Acme is right, "Life is more fun with seafood." Since 1910, Acme has served New Orleans with some of the best seafood the city has to offer. Starting with their original location in the French Quarter, Acme has expanded and now has seven locations throughout the Southern United States. From raw and chargrilled oysters to fried shrimp and crawfish, Acme is what heaven looks like to a seafood lover.

9. Dooky Chase's

In 1941, what started as a sandwich shop and lottery ticket outlet two years prior turned into a restaurant and institution beloved to the New Orleans community.
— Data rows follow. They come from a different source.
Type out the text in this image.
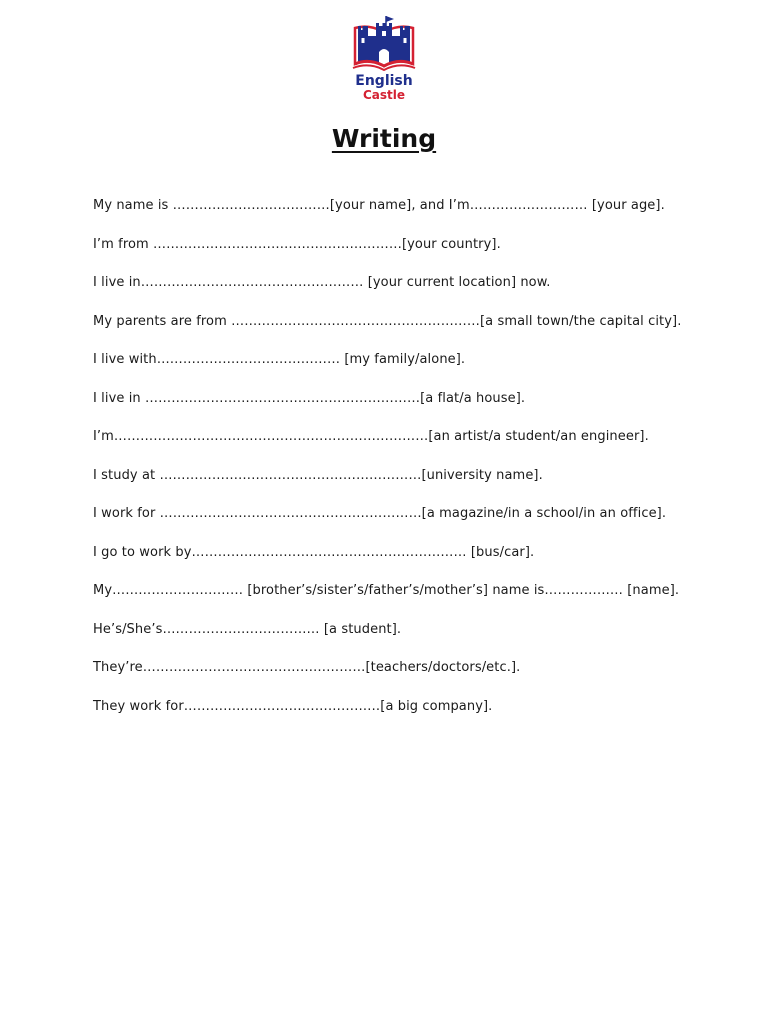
English
Castle
Writing
My name is ………………………………[your name], and I’m……………………… [your age].
I’m from …………………………………………………[your country].
I live in…………………………………………… [your current location] now.
My parents are from …………………………………………………[a small town/the capital city].
I live with…………………………………… [my family/alone].
I live in ………………………………………………………[a flat/a house].
I’m………………………………………………………………[an artist/a student/an engineer].
I study at ……………………………………………………[university name].
I work for ……………………………………………………[a magazine/in a school/in an office].
I go to work by……………………………………………………… [bus/car].
My………………………… [brother’s/sister’s/father’s/mother’s] name is……………… [name].
He’s/She’s……………………………… [a student].
They’re……………………………………………[teachers/doctors/etc.].
They work for………………………………………[a big company].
Known for New Orleans classics such as gumbo and stuffed shrimp, Dooky Chase's is considered home to so many, not just the family it's run by.

10. Domilise's Po Boys

Rachel Saef

If you've ever heard the expression "Don't judge a book by it's cover," this is where you should use it. From the outside, Domilise's does not look like somewhere to write home about. The restaurant sits in an old, yellow house on the corner of an Uptown street, marked with a handwritten sign that says "Domilise's Po-Boys and Bar." Founded in 1918, Domilise's is a fried-food and sandwich haven where NOLA residents, tourists, and celebrities wait for hours for fried shrimp, fried oyster, and countless other types of po-boys. 

There you have it, some of the oldest restaurants in New Orleans that will for sure give you the meal of a lifetime. This city is meant for foodies, young and old. Now, it's time to make your way down South and go back in culinary time.